1902年に台湾銀行の頭取の邸宅として建てられた「自由之家」=文化部提供
(台北 24日 中央社)文化部(文化省)は22日、台北市内に残る清朝時代の邸宅「陳悦記祖宅」、日本統治時代の銀行頭取宅を前身とする「自由之家」、米国の対台湾援助の歴史を語り継ぐ「大同之家」を国定古跡に登録すると発表した。
陳悦記祖宅(大同区)は、中国福建省の建築様式を受け継ぐ邸宅。清朝時代に同省泉州から台湾に移り住んだ陳家の二代目、陳遜言が1807年に伝統的な家屋建築「四合院」を建てて以来、一族の住まいとして増築され、大邸宅となった。建材として花崗岩や安山岩、玄武岩などが用いられており、敷居や柱、石窓などに彫刻が施されている。
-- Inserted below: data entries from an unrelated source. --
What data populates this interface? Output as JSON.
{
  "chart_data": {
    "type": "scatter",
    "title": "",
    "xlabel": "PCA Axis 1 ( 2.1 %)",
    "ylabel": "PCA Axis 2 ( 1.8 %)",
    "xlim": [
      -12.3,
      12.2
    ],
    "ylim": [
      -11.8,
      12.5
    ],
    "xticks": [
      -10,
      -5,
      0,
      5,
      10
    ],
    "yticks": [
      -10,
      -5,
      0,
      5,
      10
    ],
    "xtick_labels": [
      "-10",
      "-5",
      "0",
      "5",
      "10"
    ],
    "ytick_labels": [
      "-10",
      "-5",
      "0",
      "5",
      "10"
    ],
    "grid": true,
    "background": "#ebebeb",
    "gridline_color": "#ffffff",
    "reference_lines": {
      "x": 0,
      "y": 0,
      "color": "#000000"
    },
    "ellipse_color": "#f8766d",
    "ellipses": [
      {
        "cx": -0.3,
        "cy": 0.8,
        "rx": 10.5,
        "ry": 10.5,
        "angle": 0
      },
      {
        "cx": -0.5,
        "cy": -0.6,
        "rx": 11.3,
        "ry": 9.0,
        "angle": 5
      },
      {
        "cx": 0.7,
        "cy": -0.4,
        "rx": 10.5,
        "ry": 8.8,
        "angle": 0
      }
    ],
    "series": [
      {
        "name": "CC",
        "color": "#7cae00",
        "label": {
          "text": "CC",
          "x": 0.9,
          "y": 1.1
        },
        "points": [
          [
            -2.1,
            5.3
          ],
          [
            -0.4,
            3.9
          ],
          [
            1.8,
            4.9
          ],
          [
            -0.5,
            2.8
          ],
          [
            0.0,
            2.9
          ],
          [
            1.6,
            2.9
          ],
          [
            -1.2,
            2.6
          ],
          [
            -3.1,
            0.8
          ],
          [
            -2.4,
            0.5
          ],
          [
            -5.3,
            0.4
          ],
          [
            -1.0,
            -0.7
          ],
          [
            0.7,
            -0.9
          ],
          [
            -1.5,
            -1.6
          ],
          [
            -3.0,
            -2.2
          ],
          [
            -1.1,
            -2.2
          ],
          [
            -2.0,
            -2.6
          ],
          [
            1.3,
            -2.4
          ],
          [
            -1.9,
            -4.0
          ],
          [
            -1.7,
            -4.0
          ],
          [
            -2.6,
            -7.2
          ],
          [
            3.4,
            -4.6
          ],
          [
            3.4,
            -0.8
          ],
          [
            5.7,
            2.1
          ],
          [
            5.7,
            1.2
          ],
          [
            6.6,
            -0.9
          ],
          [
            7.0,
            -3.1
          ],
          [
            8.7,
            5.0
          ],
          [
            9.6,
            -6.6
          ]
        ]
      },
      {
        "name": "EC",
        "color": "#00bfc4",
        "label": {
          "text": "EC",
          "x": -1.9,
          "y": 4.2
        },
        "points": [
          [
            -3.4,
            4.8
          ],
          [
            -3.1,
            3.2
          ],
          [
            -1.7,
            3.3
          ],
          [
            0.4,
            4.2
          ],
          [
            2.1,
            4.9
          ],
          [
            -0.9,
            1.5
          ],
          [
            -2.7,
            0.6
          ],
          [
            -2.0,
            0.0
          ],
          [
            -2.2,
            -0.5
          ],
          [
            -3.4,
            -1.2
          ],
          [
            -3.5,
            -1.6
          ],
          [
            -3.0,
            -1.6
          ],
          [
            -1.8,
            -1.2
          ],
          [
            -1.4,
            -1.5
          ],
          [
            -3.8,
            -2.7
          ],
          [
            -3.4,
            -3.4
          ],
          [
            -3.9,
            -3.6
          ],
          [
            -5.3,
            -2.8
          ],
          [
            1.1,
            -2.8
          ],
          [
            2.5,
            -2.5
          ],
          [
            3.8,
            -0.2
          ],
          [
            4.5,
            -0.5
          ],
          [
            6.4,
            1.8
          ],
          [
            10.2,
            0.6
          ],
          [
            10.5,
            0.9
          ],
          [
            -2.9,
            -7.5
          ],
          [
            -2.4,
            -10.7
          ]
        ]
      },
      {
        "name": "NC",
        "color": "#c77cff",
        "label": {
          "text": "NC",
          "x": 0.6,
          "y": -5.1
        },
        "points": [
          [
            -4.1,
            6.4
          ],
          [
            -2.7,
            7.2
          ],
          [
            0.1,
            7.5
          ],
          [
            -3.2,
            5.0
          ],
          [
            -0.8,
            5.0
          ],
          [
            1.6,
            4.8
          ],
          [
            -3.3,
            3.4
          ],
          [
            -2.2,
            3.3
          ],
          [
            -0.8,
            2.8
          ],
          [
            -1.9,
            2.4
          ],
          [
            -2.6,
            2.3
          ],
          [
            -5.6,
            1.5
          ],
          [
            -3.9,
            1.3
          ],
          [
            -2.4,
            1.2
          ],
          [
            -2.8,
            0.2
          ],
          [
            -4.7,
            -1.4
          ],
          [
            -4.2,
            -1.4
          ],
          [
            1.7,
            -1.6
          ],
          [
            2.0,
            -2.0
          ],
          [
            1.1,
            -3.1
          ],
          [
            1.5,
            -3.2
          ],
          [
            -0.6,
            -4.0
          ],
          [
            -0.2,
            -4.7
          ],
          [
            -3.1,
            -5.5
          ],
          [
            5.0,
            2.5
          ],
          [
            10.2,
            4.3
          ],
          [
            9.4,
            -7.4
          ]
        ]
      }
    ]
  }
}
自由之家(中正区)は1902(明治35)年に台湾銀行の頭取の居宅として建てられ、11年からは職員の休憩所「台銀倶楽部」として使われた。戦後は国防部(国防省)連合勤務総司令部が外国の貴賓をもてなす招待所となり、赴任先から帰国した外交使節もよく利用したという。50年以降は、難民救助組織「中国大陸災胞救済総会」や反共主義組織「世界反共連盟」などの活動拠点となったほか、民主主義の理念を伝える政治雑誌「自由中国」の編集者らの集会、演説場所としても用いられた。
大同之家(中正区)は、朝鮮戦争を機に米国(中国語では美国)が対ソ連封じ込め政策の一環として台湾への経済援助を行った「美援時代」(1951~65年)を背景に、米軍事顧問団の接待用として1953年に建てられた。建設案を主導したのは当時、米国の援助資金を活用するため設立された専門委員会のトップだった厳家淦。66年に副総統となった厳は75年、総統の蒋介石が病死したことで総統に昇格。同年、大同之家は総統官邸の一部に組み入れられた。